Change is Hard
Let’s start from a place of empathy for the people in your unit: change is hard. There is something comforting about things staying the same: steadiness often makes for reliability. Perhaps even for you as you read this you feel reluctant to start the process. This could come from all sort of difference places, so let’s look at ten main reasons for resisting change:
Loss of Control - fearing that the proposed change will cause them to lose influence or authority. This might be valid or invalid, but the fear is real.
Excess Uncertainty - simply not knowing what will happen. People have varying levels of comfort with uncertainty, and just because you’re okay with the amount of unknowns doesn’t mean everyone else is.
Surprise, Surprise! - feeling sprung upon, without enough notice or time to adjust. Some people on your team or in your unit will need to ‘warm up’ to an idea before they’re ready to accept it.
The “Difference Effect” - enjoying the habitual, familiar order of things. These may be the same people that want to hold on to the (now) new order of things when the next changes come!
Loss of Face - inferring that the need to change means that the former way was wrong. It may be the case that some of what your unit currently does is flawed; if these people were involved in creating or implementing the former then that can trigger this understandable reaction.
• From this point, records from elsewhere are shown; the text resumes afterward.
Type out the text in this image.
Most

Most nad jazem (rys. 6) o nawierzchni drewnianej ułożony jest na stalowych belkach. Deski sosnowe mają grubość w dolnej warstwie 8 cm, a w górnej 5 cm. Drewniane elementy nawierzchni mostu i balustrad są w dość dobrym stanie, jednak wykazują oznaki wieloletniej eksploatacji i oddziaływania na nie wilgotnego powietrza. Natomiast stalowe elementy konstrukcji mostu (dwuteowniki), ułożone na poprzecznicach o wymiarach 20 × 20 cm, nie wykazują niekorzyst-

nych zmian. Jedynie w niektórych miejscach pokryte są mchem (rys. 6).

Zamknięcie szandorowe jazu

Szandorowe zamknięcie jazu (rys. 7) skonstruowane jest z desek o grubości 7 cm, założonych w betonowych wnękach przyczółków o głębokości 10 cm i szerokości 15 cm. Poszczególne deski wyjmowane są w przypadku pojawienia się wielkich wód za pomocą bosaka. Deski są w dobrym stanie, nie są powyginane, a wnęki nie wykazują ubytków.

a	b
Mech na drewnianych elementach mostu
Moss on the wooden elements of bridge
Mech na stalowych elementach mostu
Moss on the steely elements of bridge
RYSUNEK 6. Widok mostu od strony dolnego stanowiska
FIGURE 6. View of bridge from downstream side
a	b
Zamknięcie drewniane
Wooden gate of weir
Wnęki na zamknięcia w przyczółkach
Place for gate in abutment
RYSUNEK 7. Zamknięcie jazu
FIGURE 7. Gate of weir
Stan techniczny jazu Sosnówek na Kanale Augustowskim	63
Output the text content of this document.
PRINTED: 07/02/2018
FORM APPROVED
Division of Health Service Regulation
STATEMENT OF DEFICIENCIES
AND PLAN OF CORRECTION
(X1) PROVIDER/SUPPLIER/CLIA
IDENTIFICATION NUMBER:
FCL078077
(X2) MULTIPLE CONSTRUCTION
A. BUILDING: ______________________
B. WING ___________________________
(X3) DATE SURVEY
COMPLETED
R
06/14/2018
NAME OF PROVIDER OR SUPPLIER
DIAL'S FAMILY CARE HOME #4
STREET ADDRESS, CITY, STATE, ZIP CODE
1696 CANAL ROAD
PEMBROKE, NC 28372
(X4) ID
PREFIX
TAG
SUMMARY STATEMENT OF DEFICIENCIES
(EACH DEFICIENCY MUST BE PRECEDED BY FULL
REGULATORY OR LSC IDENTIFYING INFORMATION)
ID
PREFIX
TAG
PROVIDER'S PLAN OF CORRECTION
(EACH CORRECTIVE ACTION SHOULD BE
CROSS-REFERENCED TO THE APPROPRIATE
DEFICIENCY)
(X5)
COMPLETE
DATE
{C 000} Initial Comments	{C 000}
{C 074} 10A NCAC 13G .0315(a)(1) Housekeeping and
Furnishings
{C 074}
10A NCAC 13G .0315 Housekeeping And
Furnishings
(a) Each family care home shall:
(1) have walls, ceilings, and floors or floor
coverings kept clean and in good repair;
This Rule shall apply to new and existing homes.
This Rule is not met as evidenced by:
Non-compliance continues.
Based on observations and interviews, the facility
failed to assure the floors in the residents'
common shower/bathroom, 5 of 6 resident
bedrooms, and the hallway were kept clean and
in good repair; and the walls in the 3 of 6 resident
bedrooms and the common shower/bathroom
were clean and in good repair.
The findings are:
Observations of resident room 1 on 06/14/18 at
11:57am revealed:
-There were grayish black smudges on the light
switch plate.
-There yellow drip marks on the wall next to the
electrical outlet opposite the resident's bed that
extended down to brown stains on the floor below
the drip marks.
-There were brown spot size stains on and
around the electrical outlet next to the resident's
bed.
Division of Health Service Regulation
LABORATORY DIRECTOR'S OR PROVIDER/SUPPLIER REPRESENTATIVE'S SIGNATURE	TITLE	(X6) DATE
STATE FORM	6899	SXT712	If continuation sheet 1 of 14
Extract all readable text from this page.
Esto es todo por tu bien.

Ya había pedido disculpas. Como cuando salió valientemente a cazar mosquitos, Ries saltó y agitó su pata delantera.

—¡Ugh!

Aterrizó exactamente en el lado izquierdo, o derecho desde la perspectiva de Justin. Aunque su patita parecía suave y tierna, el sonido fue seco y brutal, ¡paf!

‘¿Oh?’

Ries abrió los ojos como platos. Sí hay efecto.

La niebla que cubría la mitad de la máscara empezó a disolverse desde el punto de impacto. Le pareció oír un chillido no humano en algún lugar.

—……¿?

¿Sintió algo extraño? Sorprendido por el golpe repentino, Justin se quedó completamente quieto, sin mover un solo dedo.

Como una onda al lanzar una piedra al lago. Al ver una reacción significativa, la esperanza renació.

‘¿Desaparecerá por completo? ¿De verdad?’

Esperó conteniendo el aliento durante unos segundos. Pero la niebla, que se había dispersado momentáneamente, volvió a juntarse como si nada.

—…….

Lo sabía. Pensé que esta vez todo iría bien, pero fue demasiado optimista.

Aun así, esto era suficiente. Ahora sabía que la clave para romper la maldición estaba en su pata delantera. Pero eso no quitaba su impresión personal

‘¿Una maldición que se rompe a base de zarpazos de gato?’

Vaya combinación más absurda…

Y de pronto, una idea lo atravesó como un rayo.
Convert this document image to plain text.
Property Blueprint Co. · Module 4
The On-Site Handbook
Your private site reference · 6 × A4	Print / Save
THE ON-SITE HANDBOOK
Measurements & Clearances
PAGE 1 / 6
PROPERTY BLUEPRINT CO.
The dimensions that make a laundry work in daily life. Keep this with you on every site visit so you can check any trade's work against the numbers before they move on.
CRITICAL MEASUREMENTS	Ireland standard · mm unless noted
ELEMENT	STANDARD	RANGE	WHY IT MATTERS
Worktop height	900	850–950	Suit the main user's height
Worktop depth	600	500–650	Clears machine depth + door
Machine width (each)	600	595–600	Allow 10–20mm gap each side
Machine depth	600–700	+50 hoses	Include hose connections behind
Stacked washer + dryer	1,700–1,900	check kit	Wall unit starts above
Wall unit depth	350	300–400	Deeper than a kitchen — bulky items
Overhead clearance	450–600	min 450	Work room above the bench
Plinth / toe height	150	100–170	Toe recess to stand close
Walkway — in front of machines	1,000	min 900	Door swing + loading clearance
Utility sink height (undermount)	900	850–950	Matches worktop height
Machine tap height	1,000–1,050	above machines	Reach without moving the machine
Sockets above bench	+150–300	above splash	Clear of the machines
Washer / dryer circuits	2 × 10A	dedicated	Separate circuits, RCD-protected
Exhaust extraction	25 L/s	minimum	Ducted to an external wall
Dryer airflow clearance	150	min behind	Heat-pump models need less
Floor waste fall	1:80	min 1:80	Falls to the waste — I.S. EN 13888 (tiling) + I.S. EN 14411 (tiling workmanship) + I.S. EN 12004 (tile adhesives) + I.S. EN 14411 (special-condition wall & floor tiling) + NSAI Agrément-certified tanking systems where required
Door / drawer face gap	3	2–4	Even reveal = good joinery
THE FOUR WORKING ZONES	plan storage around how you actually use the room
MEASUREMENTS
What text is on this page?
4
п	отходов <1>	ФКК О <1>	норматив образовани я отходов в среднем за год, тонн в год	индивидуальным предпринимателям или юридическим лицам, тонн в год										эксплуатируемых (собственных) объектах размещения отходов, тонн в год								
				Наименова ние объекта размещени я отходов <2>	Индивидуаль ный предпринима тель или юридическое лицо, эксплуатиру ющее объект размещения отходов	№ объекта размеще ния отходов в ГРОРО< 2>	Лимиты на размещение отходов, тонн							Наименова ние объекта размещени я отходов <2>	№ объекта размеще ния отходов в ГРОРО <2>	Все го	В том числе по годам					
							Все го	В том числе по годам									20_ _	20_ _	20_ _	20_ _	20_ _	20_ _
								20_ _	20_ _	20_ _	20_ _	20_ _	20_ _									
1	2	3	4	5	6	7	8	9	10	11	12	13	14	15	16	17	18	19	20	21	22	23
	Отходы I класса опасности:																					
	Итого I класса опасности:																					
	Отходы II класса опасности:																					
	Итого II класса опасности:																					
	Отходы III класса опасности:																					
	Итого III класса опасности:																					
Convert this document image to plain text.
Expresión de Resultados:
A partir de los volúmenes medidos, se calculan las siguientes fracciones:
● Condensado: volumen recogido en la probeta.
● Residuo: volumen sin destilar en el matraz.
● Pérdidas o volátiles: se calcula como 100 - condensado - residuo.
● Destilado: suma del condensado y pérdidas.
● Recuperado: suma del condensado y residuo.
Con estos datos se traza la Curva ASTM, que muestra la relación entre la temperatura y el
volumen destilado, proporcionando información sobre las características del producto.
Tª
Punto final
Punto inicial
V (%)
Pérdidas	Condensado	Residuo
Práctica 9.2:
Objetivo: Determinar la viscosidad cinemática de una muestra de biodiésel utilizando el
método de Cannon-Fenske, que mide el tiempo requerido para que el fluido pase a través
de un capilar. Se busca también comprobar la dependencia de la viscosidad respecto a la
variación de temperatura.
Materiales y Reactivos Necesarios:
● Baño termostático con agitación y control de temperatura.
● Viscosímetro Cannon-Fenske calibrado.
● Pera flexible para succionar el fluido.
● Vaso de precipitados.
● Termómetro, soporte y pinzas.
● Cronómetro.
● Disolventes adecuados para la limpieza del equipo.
Concerns about Future Competence - Can I do it? Will it work for me? Essentially this is fear of (personal) failure, and we can all relate to that!
Ripple Effects - worrying that the proposed changes will disrupt other activities, projects, or goals, that the negative effects in other areas outweigh the possible benefits.
More Work - simply put, this is the understandable lack of desire to take on more work, give more time, or invest additional effort.
Past Resentments - doubting that the new vision or plan will work (or is worth it) based on their experience with similar undertakings in the past. This historical memory can be really powerful.
Sometimes the Threat is Real - change will mean the loss of some things (or ways, or values, etc.) to make room for others, and sometimes this produces very real ‘winners’ (people who will clearly benefit) and ‘losers’ (people who won’t).
Copyright © 2021 Rosabeth Moss Kanter, Harvard Business School, Boston, MA 02163
Based on where the resistance is coming from you’ll want to respond differently. For instance, if you determine that someone is resisting because of Loss of Control, you might determine that what this person (or group) really needs is assurance that they will still have value / importance when the plan is implemented. That may point you toward how best to interact with them.